I figure I am ocd for very good reason. I hate needles and germs can send me over the edge. I'm not comfortable with my own funk. I carry my deoderant with me often. I can't handle smelling. Sometimes I change shirts twice a day. I like feeling clean.
Maybe the Universe knew I was going to be a handful, knew I'd get myself into all kinds of trouble if I didn't have certain mental blocks.
I freak out at the thought of having to use a port-o-potty. It isn't as if I was raised in a fancy house with maid service. I have even cleaned houses for elderly women. I can't go to have my blood drawn without nearly passing out. Going to get tattoos becomes a huge mental meditation exercise for me.

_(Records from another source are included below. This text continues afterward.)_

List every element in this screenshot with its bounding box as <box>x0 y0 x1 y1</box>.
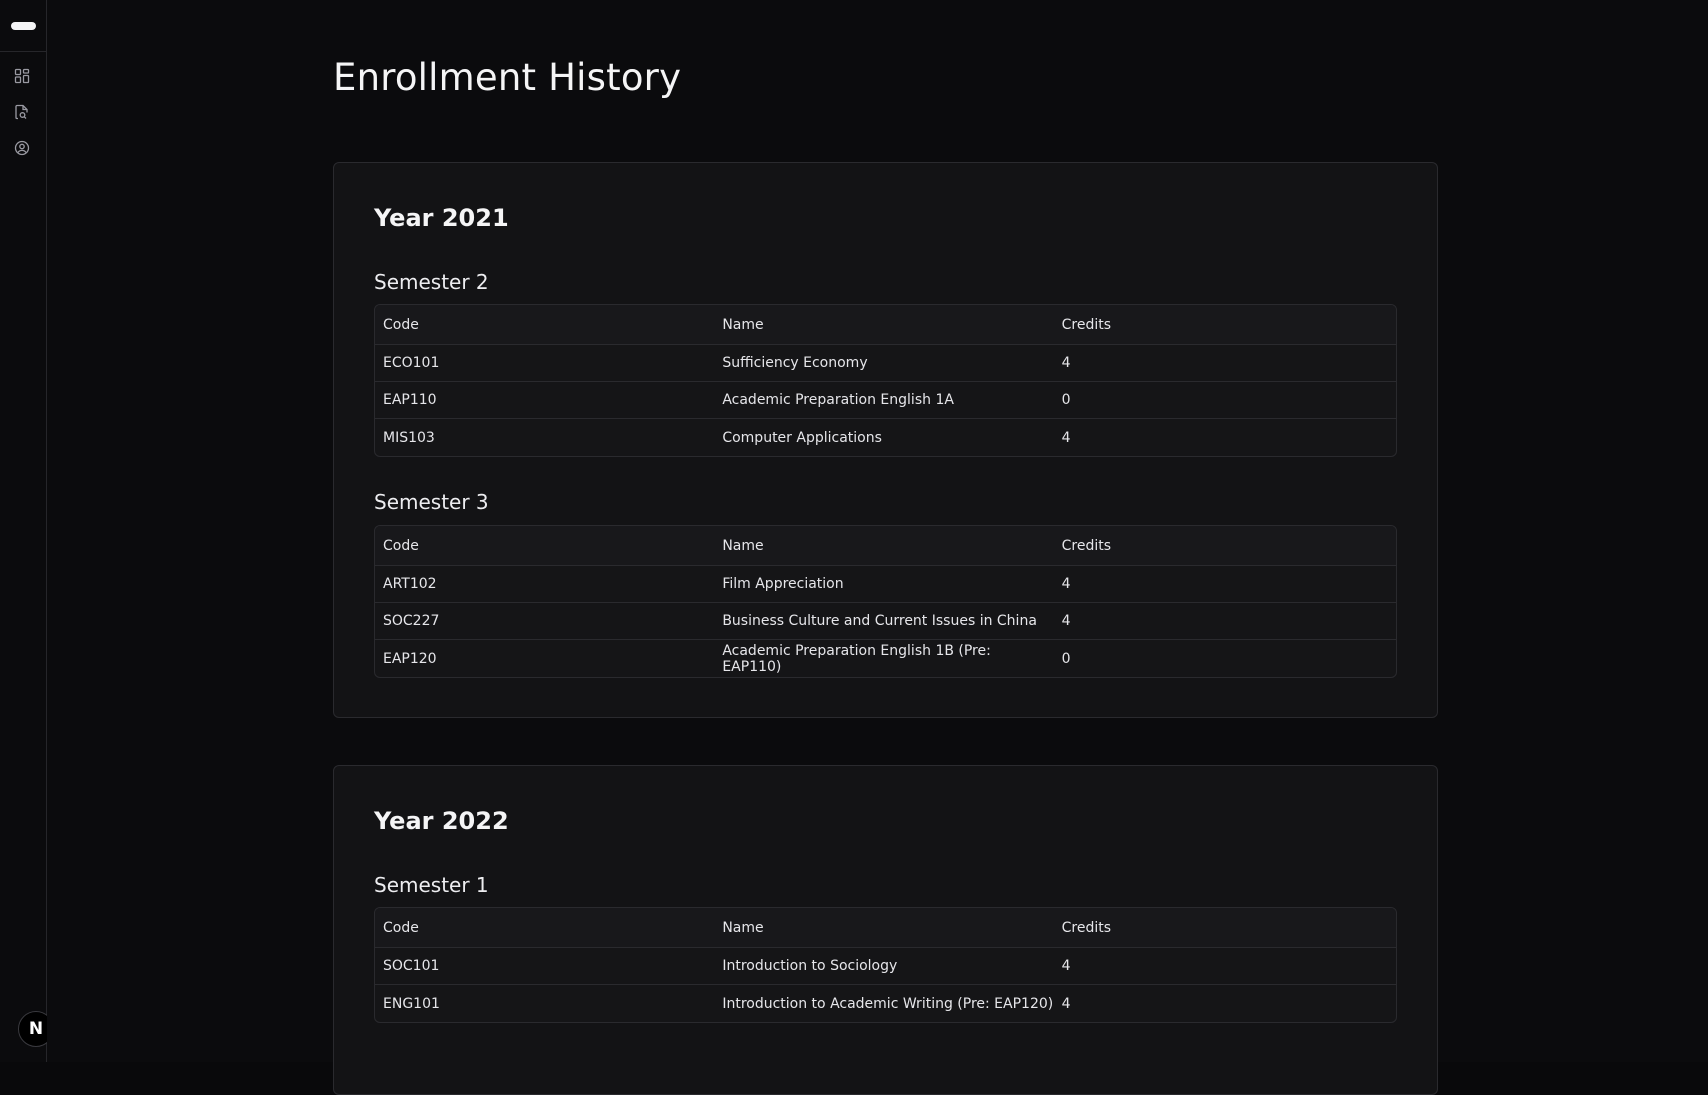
course-code: EAP120 <box>383 650 437 667</box>
course-name: Sufficiency Economy <box>722 355 868 371</box>
table-row: ART102 Film Appreciation 4 <box>375 566 1396 603</box>
course-code: SOC101 <box>383 958 440 974</box>
year-card: Year 2021 Semester 2 Code Name Credits E… <box>333 162 1438 718</box>
course-name: Introduction to Academic Writing (Pre: E… <box>722 995 1054 1012</box>
semester-title: Semester 3 <box>374 490 489 514</box>
column-header-name: Name <box>722 316 764 333</box>
course-table: Code Name Credits ECO101 Sufficiency Eco… <box>374 304 1397 457</box>
course-credits: 4 <box>1061 355 1071 371</box>
course-credits: 4 <box>1061 576 1071 592</box>
table-row: SOC101 Introduction to Sociology 4 <box>375 948 1396 985</box>
course-name: Introduction to Sociology <box>722 958 898 974</box>
user-circle-icon[interactable] <box>13 139 30 156</box>
table-header-row: Code Name Credits <box>375 305 1396 345</box>
course-credits: 0 <box>1061 650 1071 667</box>
table-header-row: Code Name Credits <box>375 526 1396 566</box>
table-row: ENG101 Introduction to Academic Writing … <box>375 985 1396 1022</box>
course-code: MIS103 <box>383 429 435 446</box>
logo-pill-icon <box>10 21 36 30</box>
table-header-row: Code Name Credits <box>375 908 1396 948</box>
course-credits: 4 <box>1061 429 1071 446</box>
column-header-credits: Credits <box>1061 316 1112 333</box>
column-header-code: Code <box>383 537 419 554</box>
course-code: SOC227 <box>383 613 440 629</box>
semester-title: Semester 2 <box>374 270 489 294</box>
course-code: ECO101 <box>383 355 440 371</box>
course-code: ART102 <box>383 576 437 592</box>
table-row: EAP110 Academic Preparation English 1A 0 <box>375 382 1396 419</box>
semester-title: Semester 1 <box>374 873 489 897</box>
course-name: Academic Preparation English 1B (Pre: EA… <box>722 642 991 675</box>
course-credits: 4 <box>1061 613 1071 629</box>
column-header-code: Code <box>383 919 419 936</box>
course-name: Computer Applications <box>722 429 882 446</box>
course-code: ENG101 <box>383 995 440 1012</box>
table-row: SOC227 Business Culture and Current Issu… <box>375 603 1396 640</box>
course-credits: 4 <box>1061 995 1071 1012</box>
course-credits: 4 <box>1061 958 1071 974</box>
year-title: Year 2022 <box>374 807 509 835</box>
sidebar <box>0 0 47 1062</box>
course-name: Academic Preparation English 1A <box>722 392 954 408</box>
course-name: Film Appreciation <box>722 576 844 592</box>
table-row: EAP120 Academic Preparation English 1B (… <box>375 640 1396 677</box>
document-search-icon[interactable] <box>13 103 30 120</box>
table-row: ECO101 Sufficiency Economy 4 <box>375 345 1396 382</box>
table-row: MIS103 Computer Applications 4 <box>375 419 1396 456</box>
course-table: Code Name Credits ART102 Film Appreciati… <box>374 525 1397 678</box>
dashboard-icon[interactable] <box>13 67 30 84</box>
column-header-name: Name <box>722 537 764 554</box>
course-credits: 0 <box>1061 392 1071 408</box>
year-card: Year 2022 Semester 1 Code Name Credits S… <box>333 765 1438 1095</box>
column-header-credits: Credits <box>1061 537 1112 554</box>
course-table: Code Name Credits SOC101 Introduction to… <box>374 907 1397 1023</box>
course-name: Business Culture and Current Issues in C… <box>722 613 1037 629</box>
column-header-name: Name <box>722 919 764 936</box>
column-header-credits: Credits <box>1061 919 1112 936</box>
course-code: EAP110 <box>383 392 437 408</box>
sidebar-logo[interactable] <box>0 0 46 52</box>
column-header-code: Code <box>383 316 419 333</box>
page-title: Enrollment History <box>333 56 682 99</box>
year-title: Year 2021 <box>374 204 509 232</box>
main-content: Enrollment History Year 2021 Semester 2 … <box>47 0 1708 1095</box>
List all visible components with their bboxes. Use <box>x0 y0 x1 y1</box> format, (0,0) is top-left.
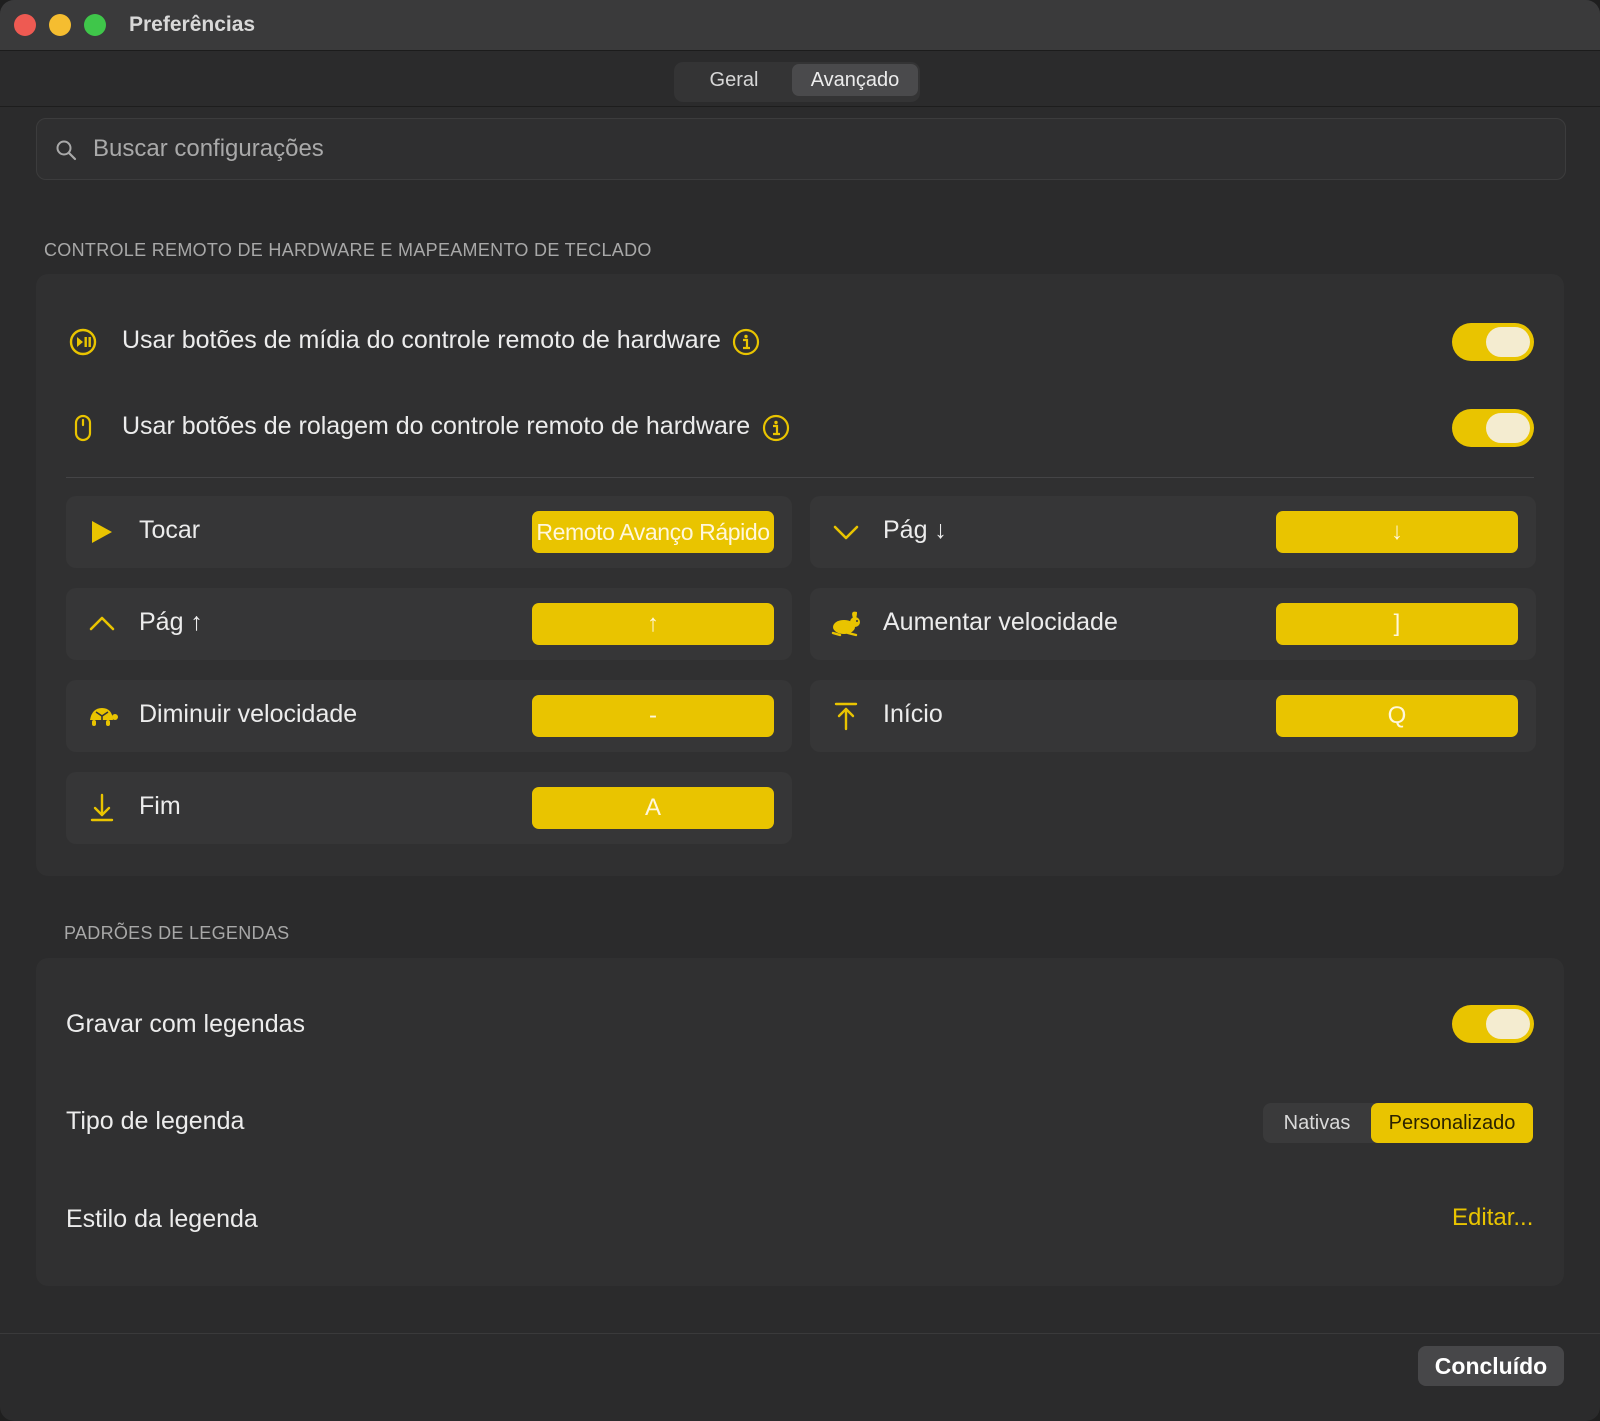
option-media-buttons: Usar botões de mídia do controle remoto … <box>36 312 1564 372</box>
mapping-end: Fim A <box>66 772 792 844</box>
info-icon[interactable] <box>732 328 760 356</box>
segment-native[interactable]: Nativas <box>1263 1103 1371 1143</box>
chevron-up-icon <box>89 616 115 631</box>
toggle-knob <box>1486 1009 1530 1039</box>
minimize-button[interactable] <box>49 14 71 36</box>
tab-avancado[interactable]: Avançado <box>792 64 918 96</box>
mapping-label: Diminuir velocidade <box>139 700 358 728</box>
close-button[interactable] <box>14 14 36 36</box>
mapping-page-up: Pág ↑ ↑ <box>66 588 792 660</box>
toggle-knob <box>1486 413 1530 443</box>
hardware-panel: Usar botões de mídia do controle remoto … <box>36 274 1564 876</box>
segment-custom[interactable]: Personalizado <box>1371 1103 1533 1143</box>
preferences-window: Preferências Geral Avançado CONTROLE REM… <box>0 0 1600 1421</box>
mapping-label: Início <box>883 700 943 728</box>
zoom-button[interactable] <box>84 14 106 36</box>
captions-section-title: PADRÕES DE LEGENDAS <box>64 923 290 943</box>
shortcut-button[interactable]: ↑ <box>532 603 774 645</box>
play-icon <box>92 521 112 543</box>
mapping-label: Pág ↓ <box>883 516 947 544</box>
mapping-label: Tocar <box>139 516 201 544</box>
mapping-label: Aumentar velocidade <box>883 608 1118 636</box>
option-scroll-label: Usar botões de rolagem do controle remot… <box>122 412 751 440</box>
shortcut-button[interactable]: - <box>532 695 774 737</box>
mapping-home: Início Q <box>810 680 1536 752</box>
option-scroll-buttons: Usar botões de rolagem do controle remot… <box>36 398 1564 458</box>
shortcut-button[interactable]: Q <box>1276 695 1518 737</box>
mapping-speed-up: Aumentar velocidade ] <box>810 588 1536 660</box>
mapping-label: Pág ↑ <box>139 608 203 636</box>
tab-bar: Geral Avançado <box>674 62 920 102</box>
media-remote-icon <box>69 328 97 356</box>
rabbit-icon <box>831 611 860 637</box>
scroll-buttons-toggle[interactable] <box>1452 409 1534 447</box>
media-buttons-toggle[interactable] <box>1452 323 1534 361</box>
caption-type-label: Tipo de legenda <box>66 1107 245 1135</box>
shortcut-button[interactable]: Remoto Avanço Rápido <box>532 511 774 553</box>
caption-type-segmented-control: Nativas Personalizado <box>1263 1103 1533 1143</box>
caption-style-label: Estilo da legenda <box>66 1205 258 1233</box>
mapping-slow-down: Diminuir velocidade - <box>66 680 792 752</box>
option-media-label: Usar botões de mídia do controle remoto … <box>122 326 721 354</box>
edit-caption-style-link[interactable]: Editar... <box>1452 1204 1533 1232</box>
record-captions-label: Gravar com legendas <box>66 1010 306 1038</box>
search-icon <box>56 140 77 161</box>
window-title: Preferências <box>129 13 256 36</box>
section-divider <box>66 477 1534 478</box>
tab-geral[interactable]: Geral <box>676 64 792 96</box>
hardware-section-title: CONTROLE REMOTO DE HARDWARE E MAPEAMENTO… <box>44 240 652 260</box>
title-bar: Preferências <box>0 0 1600 51</box>
footer-divider <box>0 1333 1600 1334</box>
tab-divider <box>0 106 1600 107</box>
record-captions-toggle[interactable] <box>1452 1005 1534 1043</box>
chevron-down-icon <box>833 525 859 540</box>
shortcut-button[interactable]: A <box>532 787 774 829</box>
toggle-knob <box>1486 327 1530 357</box>
arrow-to-bottom-icon <box>90 793 114 822</box>
search-input[interactable] <box>91 129 1545 169</box>
done-button[interactable]: Concluído <box>1418 1346 1564 1386</box>
mapping-page-down: Pág ↓ ↓ <box>810 496 1536 568</box>
mouse-icon <box>74 414 92 442</box>
mapping-label: Fim <box>139 792 181 820</box>
search-field[interactable] <box>36 118 1566 180</box>
shortcut-button[interactable]: ] <box>1276 603 1518 645</box>
turtle-icon <box>90 708 118 726</box>
arrow-to-top-icon <box>834 702 858 731</box>
mapping-play: Tocar Remoto Avanço Rápido <box>66 496 792 568</box>
shortcut-button[interactable]: ↓ <box>1276 511 1518 553</box>
info-icon[interactable] <box>762 414 790 442</box>
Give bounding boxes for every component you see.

It's life changing and testing for me.
The way I see it is like this; I was meant to have these mental blocks. They have probably saved me from becoming a heroin addict or a porn star. If I wasn't so icked out about having good hygenie and who or what touches me, I could have put myself in some ugly situations.
Luckily, I am blessed and that is not me. I love my comfy bed and the luxury of clean socks. Every morning when I wake up, I do the exact same thing each day; I rush to the bathroom to rid myself of the ick that has grown on me overnight.
In this horrid heat, I have been squirming. I have a hard time falling to sleep because I can feel the sweat trickling down my legs, collecting on my back. I can't wait to rush to the shower. Still, I won't waste the water. I do my best to get in and out asap. If only I had a pool. Could I handle a pool with all those germs and chemicals? Do you think?